Another Fruitful Reddit Question on Youtube
This one was "What did you think was cool but turned out to be horrible when you tried it?"
     One of the earlier answers was an activity that Conrad is quite happy to never, ever undertake himself: caving.  Or spelunking, as I think our South Canadian cousins call it.  Art?
10 True Horror Stories Of People Trapped In Caves - Listverse
Nope.  
     If anyone had been potentially interested, they would have been unpleasantly educated.  Our poster said that you are knee deep in bat guano, then face down thanks to low ceilings, in dirty, smelly water, getting scampered over by miscellaneous vermin, IN THE DARK, with potentially lethal drops coming at any point, and it's cold, too.
Cave Diver Risks All To Explore Places 'Where Nobody Has Ever Been ...
Cave diving: Nope squared
     Conrad has been to Whitescar Caves in Yorkshire a couple of times, back when Darling Daughter was young and wanted to venture there, and they are very people-friendly, all walkways and handrails and safety barriers, and the worst of it is having to bend down at points.  If they were an unexplored subterranean system, can you really see a 6'1" individual massing 200 lbs (with a big head) contorting himself into knots in complete darkness?  Nope cubed.
Nutty Putty: 'We're going to get you out' - The Salt Lake Tribune
Nutty Putty Cave - now sealed with, and because of, the dead caver inside.
Nope to the tenth power.
Finally -
Conrad was initially rather amused by this news item, before reconsidering as Darling Daughter and Tom, The Quiet One, are avid LARP fans and now that the weather is improving and an end to lockdown in sight (if you have a Schmidt 8" reflector, anyway) they may well be planning some hack-and-slash event in a muddy field.  Art?
Knight 2
    Ah, they're all smiles now ...  Our hero was walking around in public to get used to the weight of his new armour, whilst carrying a toy sword, getting in shape for his next LARP event, for nobody likes a pudgy nerd.  Or is it a nerdy pudge?  Anyway, armed police were summoned, and ended up having a jolly good laugh; perhaps at Lennon, rather than with him.
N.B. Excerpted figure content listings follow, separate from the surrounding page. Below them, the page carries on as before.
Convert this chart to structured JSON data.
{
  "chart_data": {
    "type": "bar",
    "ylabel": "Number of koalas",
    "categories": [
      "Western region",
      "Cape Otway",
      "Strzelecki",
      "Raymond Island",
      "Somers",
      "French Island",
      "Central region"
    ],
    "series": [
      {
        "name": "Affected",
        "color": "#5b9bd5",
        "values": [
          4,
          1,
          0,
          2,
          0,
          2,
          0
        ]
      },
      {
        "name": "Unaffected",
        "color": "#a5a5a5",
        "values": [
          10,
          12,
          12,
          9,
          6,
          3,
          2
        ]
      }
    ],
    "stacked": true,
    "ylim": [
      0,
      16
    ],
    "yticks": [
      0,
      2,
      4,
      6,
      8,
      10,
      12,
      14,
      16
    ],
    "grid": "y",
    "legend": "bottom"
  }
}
Anyway, everyone went home happy and whole and alive.  As Lennon joked, a tad tastelessly, if this had been in South Canada ...

Pushing up daisies | S. O. | Flickr
Yes, well - good point, actually.


     And with that we are O! so very done.  Done, I tell you!

*  Scottish dialect for "completely up the spout"
**  Conrad is guessing at unhealthy early Seventies cuisine.